July 10, 2020

Caso do menino Miguel Otávio é a síntese das relações desse país

Ilustração com silhuetas das pessoas. Uma mulher negra dá atenção a duas crianças brancas que estão brincando com vários blocos coloridos. No canto direito, uma criança negra brinca sozinha com dois blocos

DJAMILA RIBEIRO

Assisti à entrevista de Sarí Côrte Real na última edição do Fantástico. Olhando a televisão, revisitei as dores desse caso tão representativo das relações coloniais desse país.

De início, os cenários não descritos: o serviço doméstico em meio à pandemia, a hierarquização de vidas. A patroa que faz as unhas, enquanto Mirtes Souza, empregada doméstica, passeia com o cachorro. Miguel Otávio, criança de cinco anos filho de Mirtes, sem lugar naquele ambiente em que a mãe não está momentaneamente, provou uma experiência comum para pessoas negras no país: ser uma presença indesejada, uma chateação preta no momento de vaidade da família branca.

Por quatro vezes a criança queria sair, até que na quinta é despachada pela corte colonial. Será que ninguém se pergunta por que tantas vezes a criança quis deixar aquele lugar? Será que não é de se questionar uma família com mãe e avó servirem por gerações a família da corte colonial?

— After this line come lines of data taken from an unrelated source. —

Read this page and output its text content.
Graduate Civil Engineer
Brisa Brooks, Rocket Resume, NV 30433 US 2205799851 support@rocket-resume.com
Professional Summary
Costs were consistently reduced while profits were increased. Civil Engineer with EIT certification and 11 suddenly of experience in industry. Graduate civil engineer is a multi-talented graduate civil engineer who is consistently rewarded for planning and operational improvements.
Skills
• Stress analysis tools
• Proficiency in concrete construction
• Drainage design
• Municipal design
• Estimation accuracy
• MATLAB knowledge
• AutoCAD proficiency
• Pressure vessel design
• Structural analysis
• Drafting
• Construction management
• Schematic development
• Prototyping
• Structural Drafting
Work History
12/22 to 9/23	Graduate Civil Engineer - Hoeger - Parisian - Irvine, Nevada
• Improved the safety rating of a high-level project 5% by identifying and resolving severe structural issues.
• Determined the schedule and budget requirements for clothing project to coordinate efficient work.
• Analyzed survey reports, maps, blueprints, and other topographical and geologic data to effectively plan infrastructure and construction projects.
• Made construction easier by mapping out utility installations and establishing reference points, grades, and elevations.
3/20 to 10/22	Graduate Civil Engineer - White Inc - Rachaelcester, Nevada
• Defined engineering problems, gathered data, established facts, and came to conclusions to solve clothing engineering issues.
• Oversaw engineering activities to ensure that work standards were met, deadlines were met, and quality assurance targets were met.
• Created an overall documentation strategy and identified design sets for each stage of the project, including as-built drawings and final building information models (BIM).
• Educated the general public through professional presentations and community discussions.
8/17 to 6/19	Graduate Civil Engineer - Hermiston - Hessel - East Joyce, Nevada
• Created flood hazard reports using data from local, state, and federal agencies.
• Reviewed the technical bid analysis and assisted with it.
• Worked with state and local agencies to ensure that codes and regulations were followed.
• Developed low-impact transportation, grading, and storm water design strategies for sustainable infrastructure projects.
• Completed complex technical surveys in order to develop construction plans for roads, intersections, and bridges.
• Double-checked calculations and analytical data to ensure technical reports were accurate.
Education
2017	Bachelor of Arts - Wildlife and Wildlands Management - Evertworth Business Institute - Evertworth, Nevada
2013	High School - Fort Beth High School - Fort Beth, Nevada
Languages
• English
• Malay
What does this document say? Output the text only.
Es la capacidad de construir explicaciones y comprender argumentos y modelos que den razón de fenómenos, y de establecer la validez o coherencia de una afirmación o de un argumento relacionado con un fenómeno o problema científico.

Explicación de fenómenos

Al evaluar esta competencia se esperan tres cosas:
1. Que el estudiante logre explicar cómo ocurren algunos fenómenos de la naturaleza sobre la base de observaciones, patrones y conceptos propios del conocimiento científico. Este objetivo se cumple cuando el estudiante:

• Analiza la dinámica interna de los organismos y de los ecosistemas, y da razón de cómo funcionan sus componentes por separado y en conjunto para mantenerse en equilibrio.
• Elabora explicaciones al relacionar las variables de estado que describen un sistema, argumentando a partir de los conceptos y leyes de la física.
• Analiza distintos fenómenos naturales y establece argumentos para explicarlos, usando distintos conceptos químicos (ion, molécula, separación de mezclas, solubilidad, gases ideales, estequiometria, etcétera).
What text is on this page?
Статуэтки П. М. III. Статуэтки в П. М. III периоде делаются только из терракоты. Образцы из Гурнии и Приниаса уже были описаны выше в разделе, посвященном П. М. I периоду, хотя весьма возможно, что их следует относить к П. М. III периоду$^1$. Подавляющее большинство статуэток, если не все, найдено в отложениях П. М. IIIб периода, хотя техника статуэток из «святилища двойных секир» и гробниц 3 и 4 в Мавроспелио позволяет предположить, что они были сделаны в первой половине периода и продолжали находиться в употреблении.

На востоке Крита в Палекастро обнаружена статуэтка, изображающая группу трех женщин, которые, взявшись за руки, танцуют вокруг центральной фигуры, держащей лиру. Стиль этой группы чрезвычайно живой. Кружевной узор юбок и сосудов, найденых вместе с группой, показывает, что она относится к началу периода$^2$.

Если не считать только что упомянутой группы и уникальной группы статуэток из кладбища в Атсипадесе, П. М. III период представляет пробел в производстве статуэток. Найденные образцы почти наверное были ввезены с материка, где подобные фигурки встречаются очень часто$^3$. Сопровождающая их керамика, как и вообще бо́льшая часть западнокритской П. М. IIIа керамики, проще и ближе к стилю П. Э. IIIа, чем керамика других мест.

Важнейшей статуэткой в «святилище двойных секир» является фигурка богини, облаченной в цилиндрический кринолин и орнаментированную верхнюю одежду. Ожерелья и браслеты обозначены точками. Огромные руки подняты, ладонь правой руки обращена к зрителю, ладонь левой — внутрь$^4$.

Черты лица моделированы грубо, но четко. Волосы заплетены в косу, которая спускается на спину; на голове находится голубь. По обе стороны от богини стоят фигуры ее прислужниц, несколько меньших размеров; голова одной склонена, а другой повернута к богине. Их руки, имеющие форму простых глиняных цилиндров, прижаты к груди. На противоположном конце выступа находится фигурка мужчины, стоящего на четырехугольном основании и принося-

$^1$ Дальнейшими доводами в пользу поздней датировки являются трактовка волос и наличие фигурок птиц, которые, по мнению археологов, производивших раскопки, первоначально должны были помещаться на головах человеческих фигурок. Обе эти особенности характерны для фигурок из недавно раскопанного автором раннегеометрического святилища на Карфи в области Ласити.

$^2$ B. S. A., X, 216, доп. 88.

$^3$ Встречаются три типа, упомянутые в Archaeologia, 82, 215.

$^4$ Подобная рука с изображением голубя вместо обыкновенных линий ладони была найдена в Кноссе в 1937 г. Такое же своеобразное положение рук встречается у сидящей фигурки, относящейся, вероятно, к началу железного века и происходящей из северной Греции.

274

As pessoas brancas não têm a menor noção, mas é da memória da primeira infância de muitos adultos negros e negras ir com a mãe para o serviço na “casa de família”.

Essas memórias seguem sendo construídas na mente de crianças em todo o país, pois o ciclo da exclusão e hierarquia de vidas continua a todo vapor. Ajudar a lavar louça, brincar no cantinho, perder aulas. Ver aquele quarto imenso para a criança branca brincar de desperdício, chorar de barriga cheia.

Lembro minha mãe que começou a trabalhar aos dez anos de idade e ficou por anos até o patrão investir sexualmente, não obtendo êxito em sua tara, pois foi intimidado por ela, que agarrou uma panela com óleo fervente. Nunca mais soube dele, duvido que esteja vivo, mas não me espantaria se for contra políticas públicas de reparação histórica, pelo contrário.

Atualmente, mais de 6 milhões de mulheres são empregadas domésticas, num ciclo que descende das relações escravistas e historicamente contribuiu para a feminização negra da pobreza.


    Surpreenderia alguém caso fosse revelado que a bisavó, a tataravó e assim por diante da linhagem de Miguel foram empregadas domésticas, recebendo pagamentos escassos, e, sucessivamente, mulheres escravizadas pelas cortes coloniais? No caso da atual capitania hereditária do Recife, tanto mãe quanto avó eram contratadas como servidoras da Prefeitura de Tamandaré, uma cidade pequena e de baixo IDH.

    A corrupção e as capitanias andam de mãos dadas e são premiadas com representação de estátuas em centros históricos, nomes de rodovia, praças e ruas —e ai de quem fala em destruir esses símbolos horrorosos.

    Tamanha é a indignidade que grassa nesse país até hoje que qualquer programa, lei, direitos que visem questionar, ainda que timidamente, os arranjos estratificados da sociedade são capazes de gerar furor, reportagens gigantescas, falsas polêmicas nas redes sociais. Ou as pessoas brancas não mais se lembram do que foi a PEC das Domésticas? Do que foram as cotas para ingresso nas universidades que eram exclusivas delas?

    Até hoje jornalistas brancos me perguntam disso, sendo que há decisão do Supremo Tribunal Federal transitada em julgado sobre o assunto. Ainda hoje os movimentos negros não têm nenhum programa em horário comercial na televisão aberta ou fechada, ao passo que matérias que fixam lugares periféricos como lugares de crimes estão há décadas com horas de exibição diária.

    Com a mobilização recente pela morte de George Floyd, a mensagem clara me parece ser a de que devemos ficar por demais satisfeitas e satisfeitos com algumas inserções em jornais; que a mera abordagem do racismo já é mais que suficiente e que pessoas ao abordarem o tema devem ficar confinadas a falar apenas sobre isso, sem abordar o tema como o fio que costura muitos outros, como as políticas econômicas em curso de precarização da população e consequente aumento da desigualdade material entre brancos e negros.

    Ao final, a representante da corte colonial do Recife disse que fez todo o possível para evitar a morte da criança de cinco anos que ela deixou sozinha no elevador, viu as portas se fecharem e voltou para casa ao encontro de sua manicure, outra mulher negra.

    Acompanhei a nova capitulação jurídica anunciada

    pelo delegado como “abandono de incapaz com resultado morte”. Penso que o fato de estarem em meio a uma pandemia, de estarem sendo pagas com dinheiro público da prefeitura, do mínimo espaço de tempo em que a criança esteve sem a mãe são agravantes nesse caso que é a síntese do Brasil.